On December 13th, Wade MacLauchlan (interestingly not the Minister of Communities, Land and Environment – Robert Mitchell) made a ministerial statement regarding PEI’s role in the recently negotiated “Pan-Canadian Framework on Clean Growth and Climate Change”. It answered a lot of the questions I’d just asked, ironically, in question period that same day – just several minutes earlier – he had refused to provide the answers!
My questions from Question Period that day.
The details of the statement about PEI’s clean growth and climate change strategy from the video statement include:
- being a “made in PEI” solution (of course – what else would it be?),
- being collaborative with other provinces (which is important since New Brunswick is going to get credit for carbon emission reductions if PEI buys less of their fossil-fuel generated electricity),
- moving from fossil fuels to using electricity for home heating and transportation – i.e. electric cars
- increasing capacity to generate electricity from wind by 35% by 2025
- creating programs to support Islanders in making their homes energy efficient (why aren’t we offering more programs today?)
- no change to HST policy on home heating oil (this is a big one because it doesn’t actually help with reducing carbon emissions, but it is good for low income Islanders – they also need to remove HST on the other sources of home heating – like electricity)
- adopt the national building code (about time!!)
- partner for “transportation innovation” with other provinces and Federal government (not sure what this means – only time will tell)
- implement a carbon tax on PEI that is “fiscally neutral” – with additional tax dollars spent on clean energy incentive programs to help low-income Islanders
- the carbon tax will NOT extend to agriculture and fisheries (this is a big one – does this mean the carbon tax on the rest of PEI will have to be higher to compensate?)
“Fiscally neutral” versus “Revenue neutral”
When it comes to a carbon tax, the worst thing that could happen is that people will not only be paying more, but the money will be gobbled up by government and never actually used to help lower carbon emissions. In this context, one thing that stuck out is his use of “fiscally neutral” instead “revenue neutral”.
Here some definitions:
Revenue Neutral: Taxing procedure that allows the government to still receive the same amount of money despite changes in tax laws. The government may lower taxes for one particular group of people, but raise taxes for another group. This allows the revenue that they receive to remain unchanged (neutral).
Fiscally Neutral: Fiscal neutrality occurs when taxes and government spending are neutral, with neither having an effect on demand. Fiscal neutrality creates a condition where demand is neither stimulated nor diminished by taxation and government spending. A balanced budget is an example of fiscal neutrality, where government spending is covered almost exactly by tax revenue – in other words, where tax revenue is equal to government spending. A situation where spending exceeds the revenue generated from taxes is called a fiscal deficit and requires the government to borrow money to cover the shortfall. When tax revenues exceed spending, a fiscal surplus results, and the excess money can be invested for future use.

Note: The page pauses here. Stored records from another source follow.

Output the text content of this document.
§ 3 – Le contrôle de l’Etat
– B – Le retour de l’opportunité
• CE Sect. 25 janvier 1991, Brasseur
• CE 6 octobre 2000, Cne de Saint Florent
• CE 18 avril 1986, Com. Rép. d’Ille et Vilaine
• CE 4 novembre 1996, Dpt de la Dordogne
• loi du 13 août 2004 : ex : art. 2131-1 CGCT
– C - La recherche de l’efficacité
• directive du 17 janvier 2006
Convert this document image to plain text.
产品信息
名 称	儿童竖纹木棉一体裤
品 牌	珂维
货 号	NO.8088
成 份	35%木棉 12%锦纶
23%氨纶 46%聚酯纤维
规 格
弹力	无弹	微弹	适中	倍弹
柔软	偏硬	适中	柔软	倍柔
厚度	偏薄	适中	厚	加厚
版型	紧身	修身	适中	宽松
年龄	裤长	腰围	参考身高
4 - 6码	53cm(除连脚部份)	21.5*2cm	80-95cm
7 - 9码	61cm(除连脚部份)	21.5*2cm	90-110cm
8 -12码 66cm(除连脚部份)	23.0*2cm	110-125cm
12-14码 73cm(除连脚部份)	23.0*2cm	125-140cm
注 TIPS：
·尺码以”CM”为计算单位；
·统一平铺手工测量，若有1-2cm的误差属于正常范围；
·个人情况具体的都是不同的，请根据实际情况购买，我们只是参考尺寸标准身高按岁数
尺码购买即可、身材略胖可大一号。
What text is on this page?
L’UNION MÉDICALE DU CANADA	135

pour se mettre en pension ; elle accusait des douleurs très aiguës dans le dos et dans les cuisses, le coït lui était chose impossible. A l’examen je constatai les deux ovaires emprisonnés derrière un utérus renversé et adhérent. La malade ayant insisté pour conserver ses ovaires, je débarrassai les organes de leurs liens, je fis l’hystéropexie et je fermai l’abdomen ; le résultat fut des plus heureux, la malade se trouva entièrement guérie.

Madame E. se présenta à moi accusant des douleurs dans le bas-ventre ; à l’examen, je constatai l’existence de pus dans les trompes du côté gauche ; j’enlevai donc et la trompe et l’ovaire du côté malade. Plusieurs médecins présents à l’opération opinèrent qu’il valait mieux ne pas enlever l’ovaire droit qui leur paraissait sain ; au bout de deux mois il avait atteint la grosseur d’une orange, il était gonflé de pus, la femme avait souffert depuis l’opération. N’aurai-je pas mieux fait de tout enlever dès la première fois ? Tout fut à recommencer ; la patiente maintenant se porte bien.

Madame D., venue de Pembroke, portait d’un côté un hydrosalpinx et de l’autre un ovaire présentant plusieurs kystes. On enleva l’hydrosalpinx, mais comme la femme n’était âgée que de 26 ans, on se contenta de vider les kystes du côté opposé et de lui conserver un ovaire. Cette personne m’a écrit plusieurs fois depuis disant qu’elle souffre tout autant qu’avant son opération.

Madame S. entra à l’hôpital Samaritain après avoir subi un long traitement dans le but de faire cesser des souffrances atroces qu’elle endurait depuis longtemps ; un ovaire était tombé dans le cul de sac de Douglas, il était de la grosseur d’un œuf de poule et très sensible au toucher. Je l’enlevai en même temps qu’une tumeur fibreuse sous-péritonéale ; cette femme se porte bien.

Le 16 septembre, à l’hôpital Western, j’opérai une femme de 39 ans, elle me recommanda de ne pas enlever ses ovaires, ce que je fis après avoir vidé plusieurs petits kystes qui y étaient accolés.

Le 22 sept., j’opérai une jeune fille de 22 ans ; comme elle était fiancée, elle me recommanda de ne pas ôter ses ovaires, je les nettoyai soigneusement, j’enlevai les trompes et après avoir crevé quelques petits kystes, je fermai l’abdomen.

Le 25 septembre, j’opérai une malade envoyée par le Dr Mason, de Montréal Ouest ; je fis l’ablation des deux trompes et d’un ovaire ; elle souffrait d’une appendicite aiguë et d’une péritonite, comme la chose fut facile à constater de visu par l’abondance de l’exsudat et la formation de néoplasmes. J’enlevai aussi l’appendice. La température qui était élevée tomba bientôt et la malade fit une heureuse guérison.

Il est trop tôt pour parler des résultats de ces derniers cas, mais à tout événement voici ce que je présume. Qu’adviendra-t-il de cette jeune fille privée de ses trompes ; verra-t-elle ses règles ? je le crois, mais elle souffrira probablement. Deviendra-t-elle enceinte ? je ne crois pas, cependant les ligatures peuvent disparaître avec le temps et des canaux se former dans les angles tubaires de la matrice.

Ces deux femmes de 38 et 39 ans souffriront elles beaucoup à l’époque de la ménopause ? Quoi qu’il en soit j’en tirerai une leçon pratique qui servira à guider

The two are quite different.
Revenue neutral means that government will give money back to Islanders directly – so that the amount of money government takes in is the same after the carbon tax is in place (for example give tax credits/rebates to Islanders). This is what British Columbia did with their carbon tax: “B.C.’s tax, implemented in 2008, covers most types of fuel use and carbon emissions. It started out low ($10 per tonne of carbon dioxide), then rose gradually to the current $30 per tonne, which works out to about 7 cents per litre of gas. “Revenue-neutral” by law, the policy requires equivalent cuts to other taxes.”
Fiscally neutral means government gets to take in additional tax revenue and they are just saying they will spend all of the additional tax they take in – no more – no less.
The Premier is an academic, and very careful with his words, so I think this is a deliberate attempt to make Islanders think we are getting something like BC has, but instead it is a thinly disguised tax grab. Make no mistake about it – this government plans to put a new carbon tax in place that will take additional money out of Islander’s pockets – and they have no intention of making sure that this is offset by other tax breaks.
Now, the MacLauchlan government does claim that they will spend all of this additional carbon tax revenue on projects and incentives that will encourage Islanders to use less fossil fuels, generate less greenhouse gases, and lower carbon emissions. However, I have grave concerns that, just like so many other government programs, much of this carbon tax money will end up being spent on government administration, and/or will be hard to qualify for, will end up being funneled as pork barreling into the FOG (Friends Of Government), or will simply end up in general revenues.
I just can’t help but think that the implementation of a carbon tax that is “fiscally neutral” is just another way to squeeze more tax from Islanders to be used for political gain, instead of helping stop global warming for the good of all Islanders – and the world.